Muscle tissue burns extra calories at relaxation than fat tissue burns.
So by building and retaining more lean muscle mass, you’ll burn more calories every
day, even when at rest. Many folks confuse mass gainers with extra general protein powder dietary supplements that are particularly geared in direction of gaining muscle, while preserving body fat gains to a minimum.
Constructing muscle requires power availability and creating an vitality surplus.
Mass gainers provide the extra gas needed for intense exercises.
A balanced method of cardio and resistance training is important when utilizing mass gainers.
This mixture aids in muscle gain whereas maintaining fats accumulation in examine.
Observe the highest bodybuilding and fitness websites, read
books, and continue to analysis totally different methods of vitamin, training, relaxation, and supplementation.
Carry Out “forced reps” to train past failure and shock the muscle
tissue. This coaching methodology must be used sparingly but is suited for a bulking plan the place calories, power, and vitamins are plentiful.
Intense workouts can solely go on for so lengthy without reaching a state of overreaching.
Nonetheless, many weightlifters go away the fitness center after 30–45 minutes
with out actually breaking sweat. Growing exercises to
1 hour will place greater stress on the muscle fibers, leading to increased hypertrophy.
Nevertheless, hypertrophy training also helps bodybuilders gain strength.
As such, you can concentrate on power training and nonetheless achieve your weight
reduction objectives. Some individuals suggest hypertrophy training is better for weight reduction since you perform extra repetitions, which may burn more calories.
Most mass gainers also add in some flavoring,
plus nutritional vitamins and minerals as properly.
Whether you’re on the lookout for a mass gainer extra in the
fashion of a meal substitute shake or a mass gainer in a
extra pure and minimalist style, you’ll find what you’re on the lookout
for in our rankings. Without train, the carbs in a mass gainer may even hit your liver
pretty onerous, which might raise your danger of metabolic illness.
Girls trying to bulk up ought to go for more protein and
fewer carbs, as a outcome of they don’t have the testosterone
levels to maintain fats oxidation high during a bulking part.
BSN True-Mass does a great job of delivering energy
with no carbohydrate overload, making it our recommended pick for
ladies.
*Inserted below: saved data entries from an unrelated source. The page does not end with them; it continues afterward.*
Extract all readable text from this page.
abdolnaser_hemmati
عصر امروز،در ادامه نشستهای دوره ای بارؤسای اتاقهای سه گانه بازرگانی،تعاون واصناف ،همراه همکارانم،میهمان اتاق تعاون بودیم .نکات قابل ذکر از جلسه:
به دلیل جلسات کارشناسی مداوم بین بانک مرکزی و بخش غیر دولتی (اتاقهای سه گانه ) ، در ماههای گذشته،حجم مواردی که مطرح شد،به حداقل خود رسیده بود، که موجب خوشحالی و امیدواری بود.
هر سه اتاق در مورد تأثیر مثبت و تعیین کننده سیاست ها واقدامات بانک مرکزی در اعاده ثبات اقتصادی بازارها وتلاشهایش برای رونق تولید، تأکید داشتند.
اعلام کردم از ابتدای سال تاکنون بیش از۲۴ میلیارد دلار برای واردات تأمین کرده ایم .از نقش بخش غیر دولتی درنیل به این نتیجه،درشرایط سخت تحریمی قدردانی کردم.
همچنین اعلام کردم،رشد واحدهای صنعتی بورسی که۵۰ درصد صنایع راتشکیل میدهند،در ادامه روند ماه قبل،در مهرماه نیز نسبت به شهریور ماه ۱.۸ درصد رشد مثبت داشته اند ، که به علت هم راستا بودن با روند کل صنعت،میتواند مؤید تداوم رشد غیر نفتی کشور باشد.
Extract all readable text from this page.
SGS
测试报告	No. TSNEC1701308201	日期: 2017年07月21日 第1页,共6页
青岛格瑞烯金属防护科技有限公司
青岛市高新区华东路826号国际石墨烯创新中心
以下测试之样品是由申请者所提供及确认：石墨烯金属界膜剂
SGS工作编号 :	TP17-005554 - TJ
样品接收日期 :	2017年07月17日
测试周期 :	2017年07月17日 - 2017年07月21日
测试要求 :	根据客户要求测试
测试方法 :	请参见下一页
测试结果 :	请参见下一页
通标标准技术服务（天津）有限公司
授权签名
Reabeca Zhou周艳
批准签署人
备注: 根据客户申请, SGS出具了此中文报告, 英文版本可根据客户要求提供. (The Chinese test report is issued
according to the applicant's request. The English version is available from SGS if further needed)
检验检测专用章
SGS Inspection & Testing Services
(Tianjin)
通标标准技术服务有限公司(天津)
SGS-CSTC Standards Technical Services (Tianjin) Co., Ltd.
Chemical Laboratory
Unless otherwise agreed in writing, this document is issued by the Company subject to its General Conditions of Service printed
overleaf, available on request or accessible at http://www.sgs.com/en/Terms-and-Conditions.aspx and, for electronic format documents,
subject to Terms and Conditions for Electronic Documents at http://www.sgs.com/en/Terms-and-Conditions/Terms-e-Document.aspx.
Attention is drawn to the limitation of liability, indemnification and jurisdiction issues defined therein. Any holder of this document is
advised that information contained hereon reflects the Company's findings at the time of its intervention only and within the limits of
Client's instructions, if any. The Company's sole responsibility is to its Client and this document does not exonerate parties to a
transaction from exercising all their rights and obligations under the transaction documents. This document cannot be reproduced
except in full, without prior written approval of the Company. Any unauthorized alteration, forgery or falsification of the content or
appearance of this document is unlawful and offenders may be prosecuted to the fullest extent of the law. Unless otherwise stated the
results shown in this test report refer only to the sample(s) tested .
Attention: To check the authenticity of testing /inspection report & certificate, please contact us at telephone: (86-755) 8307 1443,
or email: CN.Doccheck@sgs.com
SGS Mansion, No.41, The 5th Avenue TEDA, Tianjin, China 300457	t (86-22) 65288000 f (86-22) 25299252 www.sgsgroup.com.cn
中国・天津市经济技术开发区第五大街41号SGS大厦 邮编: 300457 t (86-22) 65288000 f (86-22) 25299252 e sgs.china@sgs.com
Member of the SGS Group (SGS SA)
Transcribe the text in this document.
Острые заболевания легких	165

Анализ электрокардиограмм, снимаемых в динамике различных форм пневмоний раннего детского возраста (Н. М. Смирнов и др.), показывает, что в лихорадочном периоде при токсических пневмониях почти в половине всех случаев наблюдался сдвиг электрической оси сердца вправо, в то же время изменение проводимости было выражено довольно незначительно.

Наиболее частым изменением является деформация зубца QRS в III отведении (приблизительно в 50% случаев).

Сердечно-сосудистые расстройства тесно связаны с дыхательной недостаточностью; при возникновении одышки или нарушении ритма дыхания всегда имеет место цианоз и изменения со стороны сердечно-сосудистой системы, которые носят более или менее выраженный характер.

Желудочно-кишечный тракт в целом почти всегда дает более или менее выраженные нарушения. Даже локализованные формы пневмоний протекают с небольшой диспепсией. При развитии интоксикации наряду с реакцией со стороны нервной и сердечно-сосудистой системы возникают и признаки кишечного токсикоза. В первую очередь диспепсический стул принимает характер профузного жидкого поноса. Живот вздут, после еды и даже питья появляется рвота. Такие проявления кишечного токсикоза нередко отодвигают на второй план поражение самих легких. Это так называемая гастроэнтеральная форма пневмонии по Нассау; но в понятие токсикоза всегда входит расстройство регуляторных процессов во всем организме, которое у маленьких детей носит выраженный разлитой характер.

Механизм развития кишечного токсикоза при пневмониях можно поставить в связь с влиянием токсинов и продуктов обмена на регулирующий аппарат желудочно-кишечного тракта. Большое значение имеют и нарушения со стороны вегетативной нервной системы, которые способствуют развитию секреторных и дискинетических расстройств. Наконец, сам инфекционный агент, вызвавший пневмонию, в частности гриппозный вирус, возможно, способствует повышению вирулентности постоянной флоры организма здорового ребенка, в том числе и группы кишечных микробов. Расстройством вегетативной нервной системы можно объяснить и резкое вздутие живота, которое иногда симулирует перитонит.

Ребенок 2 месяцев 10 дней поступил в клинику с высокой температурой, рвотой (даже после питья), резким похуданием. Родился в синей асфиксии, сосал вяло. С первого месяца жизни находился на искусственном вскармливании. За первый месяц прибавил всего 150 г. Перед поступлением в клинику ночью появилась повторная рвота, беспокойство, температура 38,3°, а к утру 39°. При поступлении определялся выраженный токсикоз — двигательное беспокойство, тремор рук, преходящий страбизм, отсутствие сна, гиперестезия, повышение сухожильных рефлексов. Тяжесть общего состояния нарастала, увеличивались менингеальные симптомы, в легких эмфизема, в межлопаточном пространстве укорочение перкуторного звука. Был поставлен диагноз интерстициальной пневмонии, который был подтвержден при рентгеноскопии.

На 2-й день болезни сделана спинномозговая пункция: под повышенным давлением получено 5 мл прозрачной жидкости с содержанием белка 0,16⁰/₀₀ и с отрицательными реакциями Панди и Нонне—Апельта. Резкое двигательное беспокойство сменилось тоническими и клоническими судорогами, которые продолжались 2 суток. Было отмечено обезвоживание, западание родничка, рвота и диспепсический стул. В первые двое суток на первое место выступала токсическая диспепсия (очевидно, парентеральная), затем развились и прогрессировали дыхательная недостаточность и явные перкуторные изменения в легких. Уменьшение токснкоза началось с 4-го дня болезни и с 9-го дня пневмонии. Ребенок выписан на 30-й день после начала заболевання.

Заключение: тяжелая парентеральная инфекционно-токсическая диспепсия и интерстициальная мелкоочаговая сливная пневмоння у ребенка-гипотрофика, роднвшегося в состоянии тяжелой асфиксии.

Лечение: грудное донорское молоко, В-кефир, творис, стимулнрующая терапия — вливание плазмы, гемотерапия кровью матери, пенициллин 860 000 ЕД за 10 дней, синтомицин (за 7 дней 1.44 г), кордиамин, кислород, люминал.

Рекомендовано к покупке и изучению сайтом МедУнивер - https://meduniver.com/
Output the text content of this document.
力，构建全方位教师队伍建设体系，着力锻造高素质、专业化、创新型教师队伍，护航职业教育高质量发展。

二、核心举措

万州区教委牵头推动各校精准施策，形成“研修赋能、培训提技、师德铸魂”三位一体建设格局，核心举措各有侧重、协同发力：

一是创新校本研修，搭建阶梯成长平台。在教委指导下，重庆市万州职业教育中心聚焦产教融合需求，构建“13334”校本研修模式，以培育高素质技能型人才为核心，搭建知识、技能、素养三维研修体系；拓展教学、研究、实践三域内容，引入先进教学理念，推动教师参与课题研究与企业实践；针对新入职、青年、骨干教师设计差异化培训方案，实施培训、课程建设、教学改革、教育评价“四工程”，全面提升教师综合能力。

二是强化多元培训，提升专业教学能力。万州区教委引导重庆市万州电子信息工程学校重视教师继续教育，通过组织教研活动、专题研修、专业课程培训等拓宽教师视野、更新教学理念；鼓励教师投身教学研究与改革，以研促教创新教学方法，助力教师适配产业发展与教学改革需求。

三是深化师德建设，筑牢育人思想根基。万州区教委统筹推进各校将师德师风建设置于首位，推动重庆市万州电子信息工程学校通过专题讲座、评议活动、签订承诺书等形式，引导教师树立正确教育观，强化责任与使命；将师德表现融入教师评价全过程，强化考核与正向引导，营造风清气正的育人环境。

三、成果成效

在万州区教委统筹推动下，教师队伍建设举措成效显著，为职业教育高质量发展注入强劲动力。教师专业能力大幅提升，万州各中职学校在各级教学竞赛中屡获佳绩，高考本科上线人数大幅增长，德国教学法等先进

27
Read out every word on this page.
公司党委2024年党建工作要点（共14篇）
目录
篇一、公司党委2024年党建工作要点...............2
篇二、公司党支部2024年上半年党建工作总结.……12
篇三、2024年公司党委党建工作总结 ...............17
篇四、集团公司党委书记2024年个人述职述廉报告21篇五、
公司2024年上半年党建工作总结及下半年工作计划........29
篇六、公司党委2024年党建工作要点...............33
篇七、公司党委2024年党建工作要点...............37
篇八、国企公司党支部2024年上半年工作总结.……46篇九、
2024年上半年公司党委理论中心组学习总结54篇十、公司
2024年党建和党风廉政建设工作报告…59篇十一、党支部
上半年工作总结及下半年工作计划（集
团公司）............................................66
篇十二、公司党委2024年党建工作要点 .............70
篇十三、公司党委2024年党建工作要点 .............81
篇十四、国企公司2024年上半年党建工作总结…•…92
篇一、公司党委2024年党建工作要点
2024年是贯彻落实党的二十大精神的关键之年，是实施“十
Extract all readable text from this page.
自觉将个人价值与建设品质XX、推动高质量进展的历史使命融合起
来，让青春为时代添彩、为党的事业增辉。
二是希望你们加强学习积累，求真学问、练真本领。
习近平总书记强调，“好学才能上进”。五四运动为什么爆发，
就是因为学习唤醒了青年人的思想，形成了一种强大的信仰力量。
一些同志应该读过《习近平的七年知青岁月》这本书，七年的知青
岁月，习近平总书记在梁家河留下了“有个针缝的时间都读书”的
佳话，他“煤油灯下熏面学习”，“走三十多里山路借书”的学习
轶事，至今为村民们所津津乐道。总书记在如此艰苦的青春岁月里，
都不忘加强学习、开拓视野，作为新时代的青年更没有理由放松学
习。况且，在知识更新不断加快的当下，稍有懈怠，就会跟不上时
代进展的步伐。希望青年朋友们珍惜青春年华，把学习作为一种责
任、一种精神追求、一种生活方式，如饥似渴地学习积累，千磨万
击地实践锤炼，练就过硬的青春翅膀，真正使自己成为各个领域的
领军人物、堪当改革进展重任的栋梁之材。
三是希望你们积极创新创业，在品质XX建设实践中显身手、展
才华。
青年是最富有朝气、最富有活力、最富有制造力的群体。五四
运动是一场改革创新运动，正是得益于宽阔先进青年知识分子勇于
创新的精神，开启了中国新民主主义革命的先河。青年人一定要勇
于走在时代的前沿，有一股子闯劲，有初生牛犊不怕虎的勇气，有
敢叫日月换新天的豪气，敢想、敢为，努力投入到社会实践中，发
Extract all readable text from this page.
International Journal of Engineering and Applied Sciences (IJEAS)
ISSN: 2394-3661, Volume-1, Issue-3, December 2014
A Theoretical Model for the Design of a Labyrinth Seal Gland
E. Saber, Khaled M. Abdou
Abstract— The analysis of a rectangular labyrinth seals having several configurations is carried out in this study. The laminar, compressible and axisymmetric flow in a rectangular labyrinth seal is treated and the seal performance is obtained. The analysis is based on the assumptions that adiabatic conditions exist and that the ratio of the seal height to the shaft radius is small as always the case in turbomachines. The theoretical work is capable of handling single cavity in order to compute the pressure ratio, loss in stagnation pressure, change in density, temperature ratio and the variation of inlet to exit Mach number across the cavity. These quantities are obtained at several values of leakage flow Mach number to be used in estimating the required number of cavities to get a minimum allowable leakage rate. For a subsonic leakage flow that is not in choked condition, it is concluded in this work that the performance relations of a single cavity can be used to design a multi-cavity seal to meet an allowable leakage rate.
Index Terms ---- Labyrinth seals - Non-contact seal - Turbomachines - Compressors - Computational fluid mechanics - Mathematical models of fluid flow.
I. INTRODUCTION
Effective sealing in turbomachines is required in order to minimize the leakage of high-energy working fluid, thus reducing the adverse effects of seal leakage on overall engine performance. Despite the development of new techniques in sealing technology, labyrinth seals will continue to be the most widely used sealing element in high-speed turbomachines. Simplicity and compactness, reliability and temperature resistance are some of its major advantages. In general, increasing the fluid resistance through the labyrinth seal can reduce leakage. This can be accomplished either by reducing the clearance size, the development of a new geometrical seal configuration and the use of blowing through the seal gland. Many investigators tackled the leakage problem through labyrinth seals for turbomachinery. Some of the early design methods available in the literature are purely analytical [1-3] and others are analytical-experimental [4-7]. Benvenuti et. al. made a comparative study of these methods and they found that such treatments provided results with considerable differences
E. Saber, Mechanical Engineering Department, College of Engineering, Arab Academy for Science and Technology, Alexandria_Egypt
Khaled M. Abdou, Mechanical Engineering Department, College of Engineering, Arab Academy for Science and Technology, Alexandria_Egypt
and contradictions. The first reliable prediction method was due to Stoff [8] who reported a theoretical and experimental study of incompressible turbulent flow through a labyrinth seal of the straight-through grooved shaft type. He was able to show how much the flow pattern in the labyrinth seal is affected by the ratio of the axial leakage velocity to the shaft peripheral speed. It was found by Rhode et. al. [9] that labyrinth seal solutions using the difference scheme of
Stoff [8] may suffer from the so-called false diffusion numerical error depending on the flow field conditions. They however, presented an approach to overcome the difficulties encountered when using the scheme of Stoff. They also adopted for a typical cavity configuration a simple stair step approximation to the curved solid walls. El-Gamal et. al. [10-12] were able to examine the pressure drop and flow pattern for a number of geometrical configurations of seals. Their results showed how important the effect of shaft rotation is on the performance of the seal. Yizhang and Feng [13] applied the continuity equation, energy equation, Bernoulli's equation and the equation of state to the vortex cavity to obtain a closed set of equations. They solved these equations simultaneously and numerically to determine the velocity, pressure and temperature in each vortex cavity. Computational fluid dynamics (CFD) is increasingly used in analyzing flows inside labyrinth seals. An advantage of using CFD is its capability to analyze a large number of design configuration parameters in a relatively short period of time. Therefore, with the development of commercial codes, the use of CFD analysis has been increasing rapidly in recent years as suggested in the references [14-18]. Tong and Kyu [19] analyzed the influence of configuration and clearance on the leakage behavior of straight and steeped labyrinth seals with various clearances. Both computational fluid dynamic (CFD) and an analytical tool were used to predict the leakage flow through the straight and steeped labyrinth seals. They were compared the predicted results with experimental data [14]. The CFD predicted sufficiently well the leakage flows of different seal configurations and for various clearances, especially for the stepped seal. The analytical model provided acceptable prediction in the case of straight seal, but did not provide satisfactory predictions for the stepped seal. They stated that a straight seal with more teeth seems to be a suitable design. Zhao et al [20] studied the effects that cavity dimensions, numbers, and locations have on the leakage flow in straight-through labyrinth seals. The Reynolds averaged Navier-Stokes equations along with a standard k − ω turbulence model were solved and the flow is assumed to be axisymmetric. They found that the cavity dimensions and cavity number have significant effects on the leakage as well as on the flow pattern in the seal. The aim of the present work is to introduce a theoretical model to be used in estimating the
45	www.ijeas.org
Clear Labs Mass Gainer is a clear source of all three major macronutrients,
derived from nice sources like whey protein and coconut milk powder.
Muscle contraction is the results of motor neurons activated by your central
nervous system—your mind sends an electrical sign to your muscular tissues
to excite muscle fibers and cause them to contract.
And some analysis suggests that heavier lifting may engage your central nervous
system extra, leading to increases in strength and energy with training (28).
There can be rising analysis trying at the mind-body connection in terms of weight coaching.
Some research suggest that milk protein is better than soy-based options in selling
muscle progress, but that is all relative to your total training, food plan, and nutrient timing (75,seventy six,77).
Additionally, some eating windows are more essential than others for gains—the most notable
time period for this is pre-workout meals and post-workout meals.
Curiously, lean individuals who’re new to weight coaching could possibly seize the benefits of
a unclean bulk with out the potential fats achieve.
This suggestion is supported by latest research indicating at least zero.eight to 0.9 grams of protein per pound of physique weight is
required (47). Your body cant deal with 85% and above for lengthy durations of
time, and lifting too heavy offers you less time underneath pressure.
Nonetheless, many nonetheless argue that
heavier weight, near 85% max at 5 to 8 reps can still produce significant
gains, and the research supports this (35,36,37,38).